Juventus, la maledizione di Isla: da campione ad Udine a flop a Torino

Dopo lo sciagurato pareggio contro il Galatasaray i tifosi si sono scagliati contro Mauricio Isla per il suo mal posizionamento in occasione della rete del pareggio e sono in molti a pensare che se ci fosse stato ancora Lichtsteiner  in campo quel gol non l’avremmo mai preso. In effetti, guardando la moviola, si può notare come Barzagli, al momento del lancio, abbia due uomini da marcare.

DAL NOSTRO NETWORK

    No feed items found.


Arrivato a Torino con i galloni da top player la scorsa estate (9,4 milioni per la comproprietà) con la Juventus il cileno non ha mai convinto né tecnico, né tifosi tanto che quest’estate era stato vicinissimo all’Inter.

Mauricio Isla

Conte  infatti bloccò il suo passaggio in nerazzurro  solo negli ultimi giorni di mercato, quando capì che un altro esterno non sarebbe mai arrivato. Da ieri sera in molti rimpiangono quella mancata cessione. Se la scorsa stagione era stato utilizzato col contagocce quest’anno il tecnico, complice anche la partenza di Giaccherini, gli ha dato diverse chance ma lui non ha mai lasciato il segno, se non in negativo.

Gioca tutto il secondo tempo a Milano contro l’Inter nella terza di campionato, ma non incide per niente sul match, anzi fallisce una clamorosa palla gol all’88’.  Gioca titolare nella sfida casalinga contro il Verona ma non ha né la corsa né l’aggressività di Lichtsteiner, spinge poco e crossa male tanto che a un certo punto Conte lo scambia di posizione con Vidal.

Gioca titolare contro il Chievo ma  non trova mai lo spunto giusto, non salta mai l’uomo e dalla sua fascia non arriva nemmeno un cross; abulico e fuori dagli schemi  Conte lo sostituisce al 60’. Sono in molti a chiedersi il perché dell’involuzione di questo ragazzo che tanto bene aveva fatto a Udine.

Mauricio Isla

Grazie alle sue prestazioni era  diventato titolare inamovibile e perno fondamentale nel 3-5-2 di Guidolin.
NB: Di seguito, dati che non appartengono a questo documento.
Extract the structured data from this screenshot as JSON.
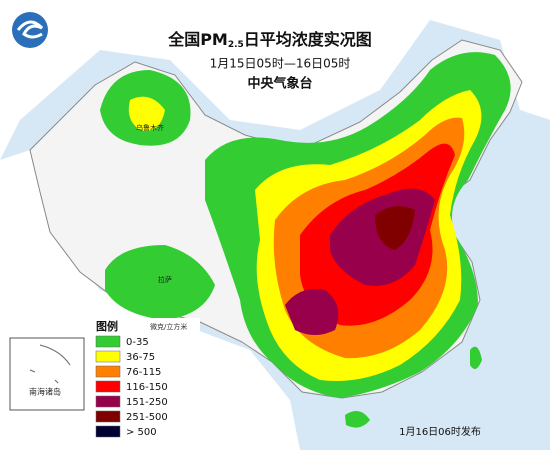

Sicuramente sul suo rendimento ha inciso e non poco l’infortunio (lesione del collaterale mediale) riportato nella sfida con il Milan nel febbraio 2012, ma a distanza di un anno e mezzo ci riesce difficile pensare che ancora non abbia recuperato appieno.

Può essere anche un discorso di pressione, a Torino maggiore che in Friuli, fatto sta che, ad oggi, non ricordiamo una partita in cui l’esterno abbia messo in campo classe e grinta, elementi indispensabili se giochi per la Juventus. Domenica, salvo stravolgimenti tattici, giocherà titolare e avrà un’altra occasione (l’ennesima) per dimostrare di essere un giocatore da Juve. Tifosi, società e tecnico se lo augurano.